# Equivalence Relations Proof

• Nov 10th 2009, 09:00 AM
nataliemarie
Equivalence Relations Proof
For homework I am supposed to prove a proposition that says: Assume we are given an equivalence relation on set A.
For a1 and a2 in A either [a1] = [a2] or [a1] intersect [a2] = the empty set.
where [a1] means the equivalence class of a1 in A and the or is inclusive.
i tried breaking it up into cases one case where [a1] = [a2] and the other where if [a1] did not = [a2] the [a1] intersect [a2] must = the empty set.

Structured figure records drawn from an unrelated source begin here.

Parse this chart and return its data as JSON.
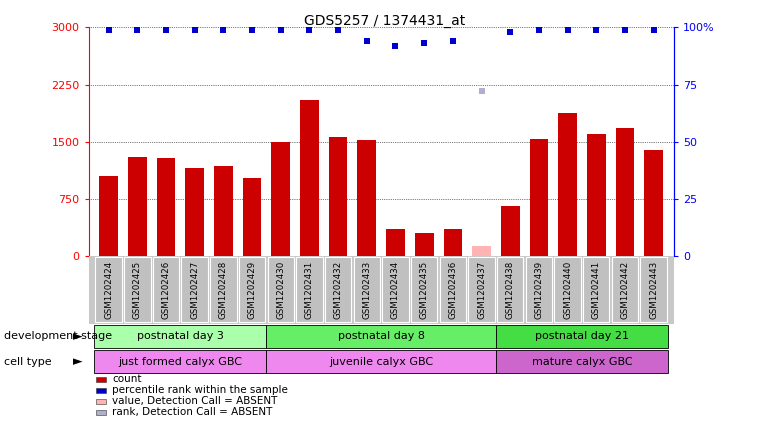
{
  "title": "GDS5257 / 1374431_at",
  "samples": [
    "GSM1202424",
    "GSM1202425",
    "GSM1202426",
    "GSM1202427",
    "GSM1202428",
    "GSM1202429",
    "GSM1202430",
    "GSM1202431",
    "GSM1202432",
    "GSM1202433",
    "GSM1202434",
    "GSM1202435",
    "GSM1202436",
    "GSM1202437",
    "GSM1202438",
    "GSM1202439",
    "GSM1202440",
    "GSM1202441",
    "GSM1202442",
    "GSM1202443"
  ],
  "counts": [
    1050,
    1300,
    1280,
    1150,
    1180,
    1020,
    1500,
    2050,
    1560,
    1520,
    350,
    300,
    350,
    130,
    650,
    1530,
    1880,
    1600,
    1680,
    1390
  ],
  "absent_count_idx": 13,
  "percentile_ranks_y": [
    2970,
    2970,
    2970,
    2970,
    2970,
    2970,
    2970,
    2970,
    2970,
    2820,
    2760,
    2790,
    2820,
    2160,
    2940,
    2970,
    2970,
    2970,
    2970,
    2970
  ],
  "absent_rank_idx": 13,
  "bar_color": "#cc0000",
  "absent_bar_color": "#ffb3b3",
  "rank_color": "#0000cc",
  "absent_rank_color": "#b0b0cc",
  "ylim_left": [
    0,
    3000
  ],
  "yticks_left": [
    0,
    750,
    1500,
    2250,
    3000
  ],
  "yticks_right": [
    0,
    25,
    50,
    75,
    100
  ],
  "yticklabels_left": [
    "0",
    "750",
    "1500",
    "2250",
    "3000"
  ],
  "yticklabels_right": [
    "0",
    "25",
    "50",
    "75",
    "100%"
  ],
  "dev_groups": [
    {
      "label": "postnatal day 3",
      "start": 0,
      "end": 5,
      "color": "#aaffaa"
    },
    {
      "label": "postnatal day 8",
      "start": 6,
      "end": 13,
      "color": "#66ee66"
    },
    {
      "label": "postnatal day 21",
      "start": 14,
      "end": 19,
      "color": "#44dd44"
    }
  ],
  "cell_groups": [
    {
      "label": "just formed calyx GBC",
      "start": 0,
      "end": 5,
      "color": "#ee88ee"
    },
    {
      "label": "juvenile calyx GBC",
      "start": 6,
      "end": 13,
      "color": "#ee88ee"
    },
    {
      "label": "mature calyx GBC",
      "start": 14,
      "end": 19,
      "color": "#cc66cc"
    }
  ],
  "dev_label": "development stage",
  "cell_label": "cell type",
  "legend_items": [
    {
      "label": "count",
      "color": "#cc0000"
    },
    {
      "label": "percentile rank within the sample",
      "color": "#0000cc"
    },
    {
      "label": "value, Detection Call = ABSENT",
      "color": "#ffb3b3"
    },
    {
      "label": "rank, Detection Call = ABSENT",
      "color": "#b0b0cc"
    }
  ],
  "bg_color": "#c8c8c8"
}
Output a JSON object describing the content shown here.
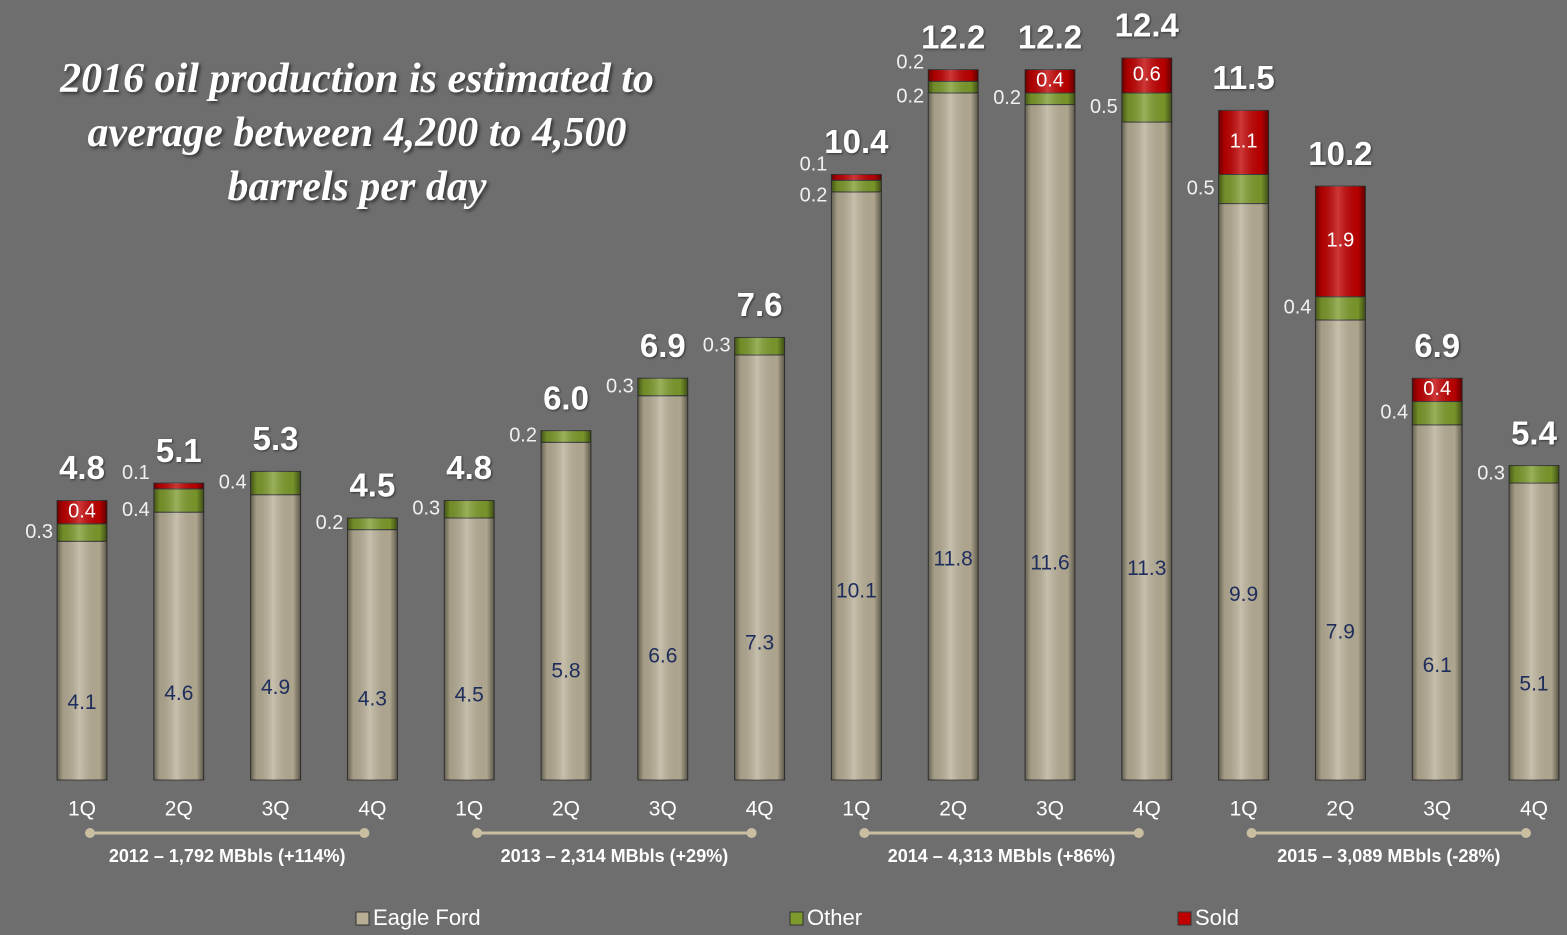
{
  "chart_data": {
    "type": "stacked_bar",
    "title": "2016 oil production is estimated to average between 4,200 to 4,500 barrels per day",
    "categories": [
      "1Q",
      "2Q",
      "3Q",
      "4Q",
      "1Q",
      "2Q",
      "3Q",
      "4Q",
      "1Q",
      "2Q",
      "3Q",
      "4Q",
      "1Q",
      "2Q",
      "3Q",
      "4Q"
    ],
    "groups": [
      {
        "label": "2012 – 1,792 MBbls (+114%)"
      },
      {
        "label": "2013 – 2,314 MBbls (+29%)"
      },
      {
        "label": "2014 – 4,313 MBbls (+86%)"
      },
      {
        "label": "2015 – 3,089 MBbls (-28%)"
      }
    ],
    "series": [
      {
        "name": "Eagle Ford",
        "color": "#b7ae95",
        "values": [
          4.1,
          4.6,
          4.9,
          4.3,
          4.5,
          5.8,
          6.6,
          7.3,
          10.1,
          11.8,
          11.6,
          11.3,
          9.9,
          7.9,
          6.1,
          5.1
        ]
      },
      {
        "name": "Other",
        "color": "#7d9b2c",
        "values": [
          0.3,
          0.4,
          0.4,
          0.2,
          0.3,
          0.2,
          0.3,
          0.3,
          0.2,
          0.2,
          0.2,
          0.5,
          0.5,
          0.4,
          0.4,
          0.3
        ]
      },
      {
        "name": "Sold",
        "color": "#c00000",
        "values": [
          0.4,
          0.1,
          null,
          null,
          null,
          null,
          null,
          null,
          0.1,
          0.2,
          0.4,
          0.6,
          1.1,
          1.9,
          0.4,
          null
        ]
      }
    ],
    "totals": {
      "values": [
        4.8,
        5.1,
        5.3,
        4.5,
        4.8,
        6,
        6.9,
        7.6,
        10.4,
        12.2,
        12.2,
        12.4,
        11.5,
        10.2,
        6.9,
        5.4
      ],
      "value_labels": [
        "4.8",
        "5.1",
        "5.3",
        "4.5",
        "4.8",
        "6.0",
        "6.9",
        "7.6",
        "10.4",
        "12.2",
        "12.2",
        "12.4",
        "11.5",
        "10.2",
        "6.9",
        "5.4"
      ]
    },
    "legend": "bottom"
  }
}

But apparently that wasn't correct.

Can anyone help??? I'd really appreciate it.
• Nov 10th 2009, 12:17 PM
Drexel28
Quote:

Originally Posted by nataliemarie
For homework I am supposed to prove a proposition that says: Assume we are given an equivalence relation on set A.
For a1 and a2 in A either [a1] = [a2] or [a1] intersect [a2] = the empty set.
where [a1] means the equivalence class of a1 in A and the or is inclusive.
i tried breaking it up into cases one case where [a1] = [a2] and the other where if [a1] did not = [a2] the [a1] intersect [a2] must = the empty set. But apparently that wasn't correct.

Can anyone help??? I'd really appreciate it.

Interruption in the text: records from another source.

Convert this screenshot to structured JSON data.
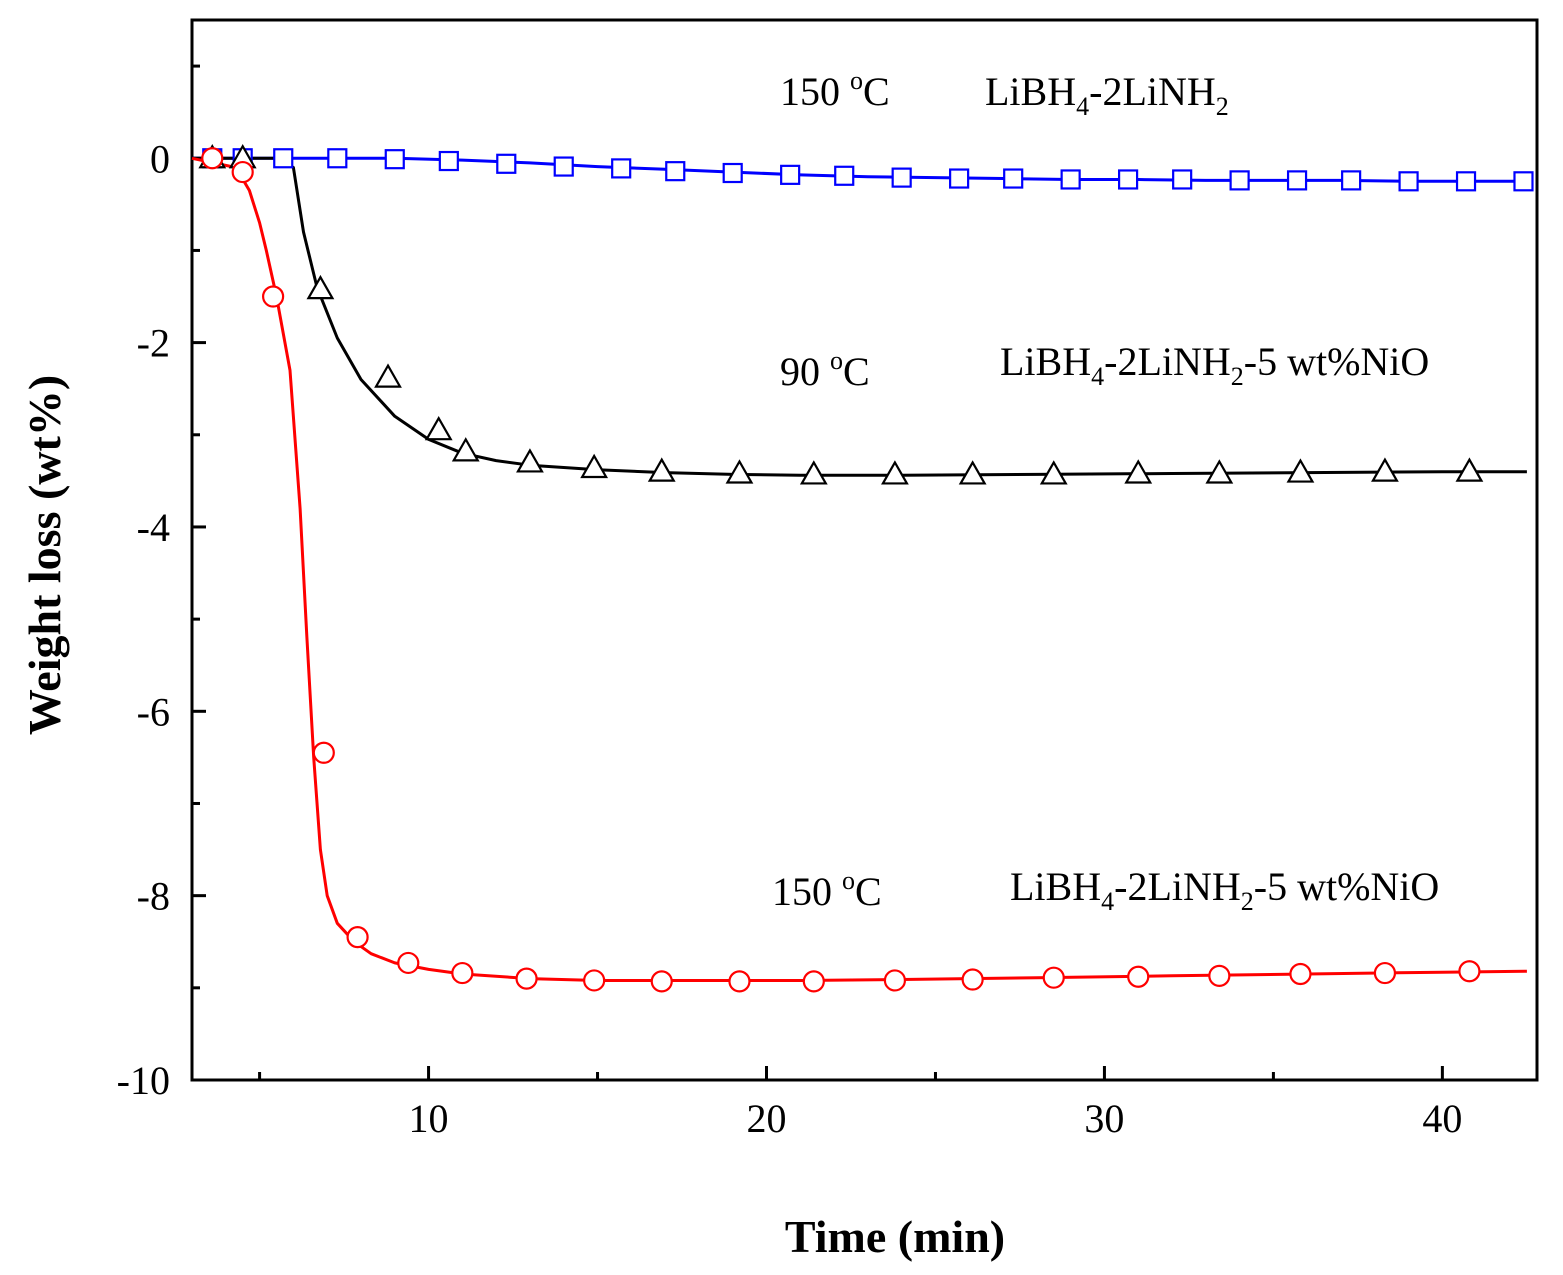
{
  "chart_data": {
    "type": "line",
    "title": "",
    "xlabel": "Time (min)",
    "ylabel": "Weight loss (wt%)",
    "xlim": [
      3,
      42.8
    ],
    "ylim": [
      -10,
      1.5
    ],
    "x_ticks": [
      10,
      20,
      30,
      40
    ],
    "y_ticks": [
      0,
      -2,
      -4,
      -6,
      -8,
      -10
    ],
    "x_tick_labels": [
      "10",
      "20",
      "30",
      "40"
    ],
    "y_tick_labels": [
      "0",
      "-2",
      "-4",
      "-6",
      "-8",
      "-10"
    ],
    "grid": false,
    "series": [
      {
        "name": "LiBH4-2LiNH2 150 °C",
        "color": "#0000ff",
        "marker": "square",
        "line_x": [
          3,
          5,
          7,
          9,
          11,
          13,
          15,
          17,
          19,
          21,
          23,
          25,
          27,
          29,
          31,
          33,
          35,
          37,
          39,
          41,
          42.5
        ],
        "line_y": [
          0,
          0,
          0,
          0,
          -0.02,
          -0.05,
          -0.09,
          -0.12,
          -0.15,
          -0.18,
          -0.2,
          -0.21,
          -0.22,
          -0.23,
          -0.23,
          -0.24,
          -0.24,
          -0.24,
          -0.25,
          -0.25,
          -0.25
        ],
        "marker_x": [
          3.6,
          4.5,
          5.7,
          7.3,
          9.0,
          10.6,
          12.3,
          14.0,
          15.7,
          17.3,
          19.0,
          20.7,
          22.3,
          24.0,
          25.7,
          27.3,
          29.0,
          30.7,
          32.3,
          34.0,
          35.7,
          37.3,
          39.0,
          40.7,
          42.4
        ],
        "marker_y": [
          0,
          0,
          0,
          0,
          -0.01,
          -0.03,
          -0.06,
          -0.09,
          -0.11,
          -0.14,
          -0.16,
          -0.18,
          -0.19,
          -0.21,
          -0.22,
          -0.22,
          -0.23,
          -0.23,
          -0.23,
          -0.24,
          -0.24,
          -0.24,
          -0.25,
          -0.25,
          -0.25
        ]
      },
      {
        "name": "LiBH4-2LiNH2-5 wt%NiO 90 °C",
        "color": "#000000",
        "marker": "triangle",
        "line_x": [
          3,
          5.5,
          6.0,
          6.3,
          6.7,
          7.3,
          8.0,
          9.0,
          10.0,
          11.0,
          12.0,
          13.0,
          15.0,
          17.0,
          19.0,
          21.0,
          24.0,
          28.0,
          32.0,
          36.0,
          40.0,
          42.5
        ],
        "line_y": [
          0,
          0,
          -0.1,
          -0.8,
          -1.4,
          -1.95,
          -2.4,
          -2.8,
          -3.05,
          -3.2,
          -3.28,
          -3.33,
          -3.38,
          -3.41,
          -3.43,
          -3.44,
          -3.44,
          -3.43,
          -3.42,
          -3.41,
          -3.4,
          -3.4
        ],
        "marker_x": [
          3.6,
          4.5,
          6.8,
          8.8,
          10.3,
          11.1,
          13.0,
          14.9,
          16.9,
          19.2,
          21.4,
          23.8,
          26.1,
          28.5,
          31.0,
          33.4,
          35.8,
          38.3,
          40.8
        ],
        "marker_y": [
          0,
          0,
          -1.42,
          -2.38,
          -2.95,
          -3.18,
          -3.3,
          -3.36,
          -3.4,
          -3.42,
          -3.43,
          -3.43,
          -3.43,
          -3.43,
          -3.42,
          -3.42,
          -3.41,
          -3.4,
          -3.4
        ]
      },
      {
        "name": "LiBH4-2LiNH2-5 wt%NiO 150 °C",
        "color": "#ff0000",
        "marker": "circle",
        "line_x": [
          3,
          4.3,
          4.7,
          5.0,
          5.2,
          5.5,
          5.9,
          6.2,
          6.4,
          6.6,
          6.8,
          7.0,
          7.3,
          7.8,
          8.3,
          9.0,
          10.0,
          11.0,
          13.0,
          15.0,
          17.0,
          19.0,
          21.0,
          24.0,
          28.0,
          32.0,
          36.0,
          40.0,
          42.5
        ],
        "line_y": [
          0,
          -0.1,
          -0.35,
          -0.7,
          -1.0,
          -1.5,
          -2.3,
          -3.8,
          -5.2,
          -6.5,
          -7.5,
          -8.0,
          -8.3,
          -8.5,
          -8.63,
          -8.73,
          -8.8,
          -8.85,
          -8.9,
          -8.92,
          -8.92,
          -8.92,
          -8.92,
          -8.91,
          -8.89,
          -8.87,
          -8.85,
          -8.83,
          -8.82
        ],
        "marker_x": [
          3.6,
          4.5,
          5.4,
          6.9,
          7.9,
          9.4,
          11.0,
          12.9,
          14.9,
          16.9,
          19.2,
          21.4,
          23.8,
          26.1,
          28.5,
          31.0,
          33.4,
          35.8,
          38.3,
          40.8
        ],
        "marker_y": [
          0,
          -0.15,
          -1.5,
          -6.45,
          -8.45,
          -8.73,
          -8.84,
          -8.9,
          -8.92,
          -8.93,
          -8.93,
          -8.93,
          -8.92,
          -8.91,
          -8.89,
          -8.88,
          -8.87,
          -8.85,
          -8.84,
          -8.82
        ]
      }
    ],
    "annotations": [
      {
        "id": "a1",
        "temp_value": "150 ",
        "temp_sup": "o",
        "temp_unit": "C",
        "comp": [
          "LiBH",
          "4",
          "-2LiNH",
          "2",
          ""
        ]
      },
      {
        "id": "a2",
        "temp_value": "90 ",
        "temp_sup": "o",
        "temp_unit": "C",
        "comp": [
          "LiBH",
          "4",
          "-2LiNH",
          "2",
          "-5 wt%NiO"
        ]
      },
      {
        "id": "a3",
        "temp_value": "150 ",
        "temp_sup": "o",
        "temp_unit": "C",
        "comp": [
          "LiBH",
          "4",
          "-2LiNH",
          "2",
          "-5 wt%NiO"
        ]
      }
    ]
  }
}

Problem: Let $\displaystyle E$ be a set and $\displaystyle \sim$ an equivalence relation on $\displaystyle E$. If $\displaystyle \ell\in E$ let $\displaystyle \bar{\ell}=\left\{\ell'\in E:\ell\sim\ell'\right\}$. Prove that either $\displaystyle \bar{\ell}\cap\bar{\ell'}$ is empty or $\displaystyle \bar{\ell}=\bar{\ell'}$

Proof: Let $\displaystyle \bar{\ell}\cap\bar{\ell'}\ne\varnothing$. Then there exists some $\displaystyle k\in E$ such that $\displaystyle k\in\bar{\ell},\bar{\ell'}$. By definition though this means that $\displaystyle \ell\sim k$ and $\displaystyle \ell'\sim k$. Since $\displaystyle \sim$ is an equivalence relation we see that $\displaystyle \ell'\sim k\implies k\sim \ell'$. Furthermore, we know that $\displaystyle \sim$ is transitive and that $\displaystyle \ell\sim k,k\sim \ell'$. Therefore $\displaystyle \ell\sim \ell'$. Now let $\displaystyle x\in\bar{\ell}$, then $\displaystyle \ell \sim x$. Once again though, we see that $\displaystyle \ell \sim x$ and $\displaystyle \ell\sim\ell'\implies \ell'\sim\ell$ implies $\displaystyle \ell'\sim x$. Therefore $\displaystyle x\in\bar{\ell'}$ and $\displaystyle \bar{\ell}\subset\bar{\ell'}$. The same logic reveals that $\displaystyle x\in\bar{\ell'}\implies x\in\bar{\ell}$, so that $\displaystyle \bar{\ell'}\subset\bar{\ell}$. Consequently, $\displaystyle \bar{\ell}=\bar{\ell'}$. The conclusion follows.
• Nov 10th 2009, 02:40 PM
nataliemarie
I understand that, but shouldn't I also prove that the intersection is the empty set?
• Nov 10th 2009, 02:50 PM
Drexel28
Quote:

Originally Posted by nataliemarie
I understand that, but shouldn't I also prove that the intersection is the empty set?

Why would you?
• Nov 10th 2009, 03:25 PM
nataliemarie
Because for an or statement the basic proof is too show that if the first half is true, and if the first half isnt true then the second half must be true for the proposition to hold.

so if a1 doesnt equal a2 then their intersection is the empty set. why do i not have to prove that part?
• Nov 10th 2009, 03:33 PM
Drexel28
Quote:

Originally Posted by nataliemarie
Because for an or statement the basic proof is too show that if the first half is true, and if the first half isnt true then the second half must be true for the proposition to hold.

so if a1 doesnt equal a2 then their intersection is the empty set. why do i not have to prove that part?

I think it follows from the original part. But if you feel that it is neccessary, practice never hurt! Try it yourself and report back if you have any issues.